The underlying goal of my art is to increase overall awareness that each of us as individuals are part of and can make a difference to our biological community.

The art itself is made from diverse mediums including large-scale light sculptures to spotlight arthropod diversity along with trans-species happenings, living plants and animals displaced in temporary enclosures to highlight local flora and fauna, large-scale high-resolution scanner photographs, micro-imaging and billboards of unique organisms to represent the individuality of non-human individuals, and many others.

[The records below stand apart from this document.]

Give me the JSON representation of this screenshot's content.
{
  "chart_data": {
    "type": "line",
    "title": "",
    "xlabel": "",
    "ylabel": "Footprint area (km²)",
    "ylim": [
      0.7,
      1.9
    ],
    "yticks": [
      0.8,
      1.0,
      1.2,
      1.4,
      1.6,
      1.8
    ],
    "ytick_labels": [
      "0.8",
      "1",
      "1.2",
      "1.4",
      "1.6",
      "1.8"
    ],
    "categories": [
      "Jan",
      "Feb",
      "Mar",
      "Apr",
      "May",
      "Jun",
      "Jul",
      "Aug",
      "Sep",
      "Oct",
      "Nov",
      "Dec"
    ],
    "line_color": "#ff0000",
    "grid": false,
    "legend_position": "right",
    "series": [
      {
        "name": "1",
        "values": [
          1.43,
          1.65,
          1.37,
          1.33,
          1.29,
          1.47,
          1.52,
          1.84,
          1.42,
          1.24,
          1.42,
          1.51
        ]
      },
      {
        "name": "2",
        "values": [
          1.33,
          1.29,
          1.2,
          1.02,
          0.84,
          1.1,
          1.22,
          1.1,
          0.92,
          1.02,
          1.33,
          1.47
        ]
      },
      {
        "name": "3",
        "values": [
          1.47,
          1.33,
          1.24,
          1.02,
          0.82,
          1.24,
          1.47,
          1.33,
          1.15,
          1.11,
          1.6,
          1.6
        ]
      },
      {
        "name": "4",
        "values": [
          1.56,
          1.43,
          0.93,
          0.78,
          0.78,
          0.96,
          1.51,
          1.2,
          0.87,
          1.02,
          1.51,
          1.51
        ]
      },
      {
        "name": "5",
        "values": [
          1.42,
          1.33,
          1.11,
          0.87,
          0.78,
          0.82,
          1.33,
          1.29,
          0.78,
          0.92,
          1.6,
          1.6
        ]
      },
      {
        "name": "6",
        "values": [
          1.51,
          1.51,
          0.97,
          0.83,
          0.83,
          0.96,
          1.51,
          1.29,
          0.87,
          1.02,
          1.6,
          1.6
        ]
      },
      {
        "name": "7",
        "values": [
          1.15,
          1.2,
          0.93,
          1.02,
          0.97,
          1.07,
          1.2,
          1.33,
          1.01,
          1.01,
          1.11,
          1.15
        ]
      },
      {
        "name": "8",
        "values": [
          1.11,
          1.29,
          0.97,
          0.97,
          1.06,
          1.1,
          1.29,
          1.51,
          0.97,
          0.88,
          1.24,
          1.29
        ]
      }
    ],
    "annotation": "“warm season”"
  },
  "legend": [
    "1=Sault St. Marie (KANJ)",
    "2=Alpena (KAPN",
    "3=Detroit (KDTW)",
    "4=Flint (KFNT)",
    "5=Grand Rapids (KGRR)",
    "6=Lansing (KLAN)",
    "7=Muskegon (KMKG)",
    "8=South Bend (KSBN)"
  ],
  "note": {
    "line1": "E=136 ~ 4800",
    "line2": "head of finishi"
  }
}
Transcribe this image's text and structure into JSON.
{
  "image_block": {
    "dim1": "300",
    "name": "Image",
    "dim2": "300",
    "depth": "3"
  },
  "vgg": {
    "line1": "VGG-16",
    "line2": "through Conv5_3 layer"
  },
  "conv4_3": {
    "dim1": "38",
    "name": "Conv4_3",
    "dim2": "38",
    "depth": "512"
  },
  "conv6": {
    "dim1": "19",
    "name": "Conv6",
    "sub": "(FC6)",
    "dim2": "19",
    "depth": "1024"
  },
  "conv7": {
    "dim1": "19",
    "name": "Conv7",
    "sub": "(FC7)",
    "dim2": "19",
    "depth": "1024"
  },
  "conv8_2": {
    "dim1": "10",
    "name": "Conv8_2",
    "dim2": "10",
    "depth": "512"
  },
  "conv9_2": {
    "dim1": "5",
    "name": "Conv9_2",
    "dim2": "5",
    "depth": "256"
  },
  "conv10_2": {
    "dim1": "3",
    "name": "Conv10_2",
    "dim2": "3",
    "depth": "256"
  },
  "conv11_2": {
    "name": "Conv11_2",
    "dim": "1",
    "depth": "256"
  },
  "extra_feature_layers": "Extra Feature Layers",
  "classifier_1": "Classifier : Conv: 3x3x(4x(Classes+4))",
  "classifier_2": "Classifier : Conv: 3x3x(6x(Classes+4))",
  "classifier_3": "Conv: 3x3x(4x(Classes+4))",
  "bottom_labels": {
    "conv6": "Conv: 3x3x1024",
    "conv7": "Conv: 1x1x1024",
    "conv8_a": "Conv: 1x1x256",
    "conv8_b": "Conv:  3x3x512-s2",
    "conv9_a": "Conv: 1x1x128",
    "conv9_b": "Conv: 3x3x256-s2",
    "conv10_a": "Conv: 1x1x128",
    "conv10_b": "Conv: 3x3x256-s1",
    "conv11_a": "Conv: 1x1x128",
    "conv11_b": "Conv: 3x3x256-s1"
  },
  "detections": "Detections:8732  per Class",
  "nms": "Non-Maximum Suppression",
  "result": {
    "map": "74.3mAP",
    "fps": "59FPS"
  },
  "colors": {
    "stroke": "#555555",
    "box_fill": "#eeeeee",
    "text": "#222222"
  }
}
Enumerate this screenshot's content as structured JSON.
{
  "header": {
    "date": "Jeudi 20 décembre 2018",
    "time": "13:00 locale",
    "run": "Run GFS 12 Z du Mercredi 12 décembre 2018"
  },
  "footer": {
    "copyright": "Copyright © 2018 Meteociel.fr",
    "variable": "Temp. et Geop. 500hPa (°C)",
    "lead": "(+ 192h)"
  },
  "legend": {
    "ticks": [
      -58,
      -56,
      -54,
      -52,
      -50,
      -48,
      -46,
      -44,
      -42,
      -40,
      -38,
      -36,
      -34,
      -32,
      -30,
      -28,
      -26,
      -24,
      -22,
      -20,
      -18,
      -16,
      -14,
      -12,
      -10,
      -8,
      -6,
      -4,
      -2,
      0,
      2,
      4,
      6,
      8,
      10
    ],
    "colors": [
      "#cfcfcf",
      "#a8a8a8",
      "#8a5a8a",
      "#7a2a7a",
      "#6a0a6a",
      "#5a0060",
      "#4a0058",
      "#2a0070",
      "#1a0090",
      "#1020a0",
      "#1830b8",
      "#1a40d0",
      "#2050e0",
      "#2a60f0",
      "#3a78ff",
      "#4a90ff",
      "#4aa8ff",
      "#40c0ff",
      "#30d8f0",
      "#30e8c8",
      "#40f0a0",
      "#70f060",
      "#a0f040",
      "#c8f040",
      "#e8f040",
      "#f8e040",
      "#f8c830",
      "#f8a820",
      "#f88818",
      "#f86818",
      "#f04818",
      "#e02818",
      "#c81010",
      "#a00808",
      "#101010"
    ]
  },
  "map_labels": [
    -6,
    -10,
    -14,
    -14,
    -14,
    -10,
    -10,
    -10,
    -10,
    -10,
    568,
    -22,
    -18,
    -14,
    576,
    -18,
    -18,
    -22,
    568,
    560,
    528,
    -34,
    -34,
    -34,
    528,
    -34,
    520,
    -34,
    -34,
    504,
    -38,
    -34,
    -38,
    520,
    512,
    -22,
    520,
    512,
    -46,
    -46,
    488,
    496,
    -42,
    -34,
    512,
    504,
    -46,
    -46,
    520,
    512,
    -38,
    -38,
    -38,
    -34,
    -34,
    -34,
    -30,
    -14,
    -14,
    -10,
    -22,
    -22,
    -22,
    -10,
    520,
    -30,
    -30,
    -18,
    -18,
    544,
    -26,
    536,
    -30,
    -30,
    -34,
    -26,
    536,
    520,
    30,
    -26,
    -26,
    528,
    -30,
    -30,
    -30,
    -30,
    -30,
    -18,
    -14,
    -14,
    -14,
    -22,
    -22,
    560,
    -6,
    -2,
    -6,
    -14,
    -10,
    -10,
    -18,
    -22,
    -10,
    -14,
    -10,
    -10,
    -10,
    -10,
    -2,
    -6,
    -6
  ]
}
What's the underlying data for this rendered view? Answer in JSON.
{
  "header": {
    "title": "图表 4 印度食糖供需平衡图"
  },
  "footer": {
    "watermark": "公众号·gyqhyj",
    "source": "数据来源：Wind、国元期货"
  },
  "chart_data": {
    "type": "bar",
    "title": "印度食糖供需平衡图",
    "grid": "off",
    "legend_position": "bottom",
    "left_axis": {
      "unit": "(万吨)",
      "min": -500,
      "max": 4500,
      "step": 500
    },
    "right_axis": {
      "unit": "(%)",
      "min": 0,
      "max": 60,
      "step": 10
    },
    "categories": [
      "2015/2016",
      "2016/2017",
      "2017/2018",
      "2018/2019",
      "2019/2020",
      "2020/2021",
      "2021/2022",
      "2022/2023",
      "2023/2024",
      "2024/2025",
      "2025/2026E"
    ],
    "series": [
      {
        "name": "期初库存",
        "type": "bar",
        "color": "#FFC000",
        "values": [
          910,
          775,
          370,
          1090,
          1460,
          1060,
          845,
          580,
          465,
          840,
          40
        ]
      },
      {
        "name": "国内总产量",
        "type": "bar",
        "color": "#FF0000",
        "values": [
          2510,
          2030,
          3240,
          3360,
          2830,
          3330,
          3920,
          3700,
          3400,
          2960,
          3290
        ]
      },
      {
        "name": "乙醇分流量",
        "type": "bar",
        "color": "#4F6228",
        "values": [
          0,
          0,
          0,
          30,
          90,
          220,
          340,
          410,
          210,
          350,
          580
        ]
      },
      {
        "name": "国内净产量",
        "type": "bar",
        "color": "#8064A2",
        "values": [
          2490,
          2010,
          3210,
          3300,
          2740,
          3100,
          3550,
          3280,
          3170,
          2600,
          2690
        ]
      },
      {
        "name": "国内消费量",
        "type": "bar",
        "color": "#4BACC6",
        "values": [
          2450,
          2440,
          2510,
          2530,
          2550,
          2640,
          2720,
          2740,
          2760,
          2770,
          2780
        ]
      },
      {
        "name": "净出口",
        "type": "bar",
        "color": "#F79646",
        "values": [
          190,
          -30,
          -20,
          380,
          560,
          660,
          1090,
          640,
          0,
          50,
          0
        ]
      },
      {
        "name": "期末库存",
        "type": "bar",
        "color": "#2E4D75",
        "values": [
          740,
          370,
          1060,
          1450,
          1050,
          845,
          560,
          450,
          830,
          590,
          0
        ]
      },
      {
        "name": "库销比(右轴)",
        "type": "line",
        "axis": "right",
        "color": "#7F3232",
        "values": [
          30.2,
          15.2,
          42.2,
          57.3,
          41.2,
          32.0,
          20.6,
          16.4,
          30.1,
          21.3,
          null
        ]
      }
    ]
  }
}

With my public art series “Love Motels for Insects”, I create bug inspired glowing sculptures and pollinator gardens that integrate the surrounding architecture, creating, for city residents, a sense of awareness of their local ecosystem. Conceptually, the “Love Motels” create opportunities for the public to interact and focus on important pollinator and other arthropod species, which are often underappreciated or completely ignored in cities. During the day butterflies, bees and other beautiful pollinators visit the installation, attracted by native pollinator plants, while at night, moth, caddisflies and other nocturnal arthropods hang out on the sculpture, attracted by the softly glowing UV lights. Such insects are important ecological indicator species, telling us about the health of our local environments. By inviting people to bug watch, I hope to show them an essential side of nature that many have never seen, using art as a means to engage them in a larger dialogue on ecological issues.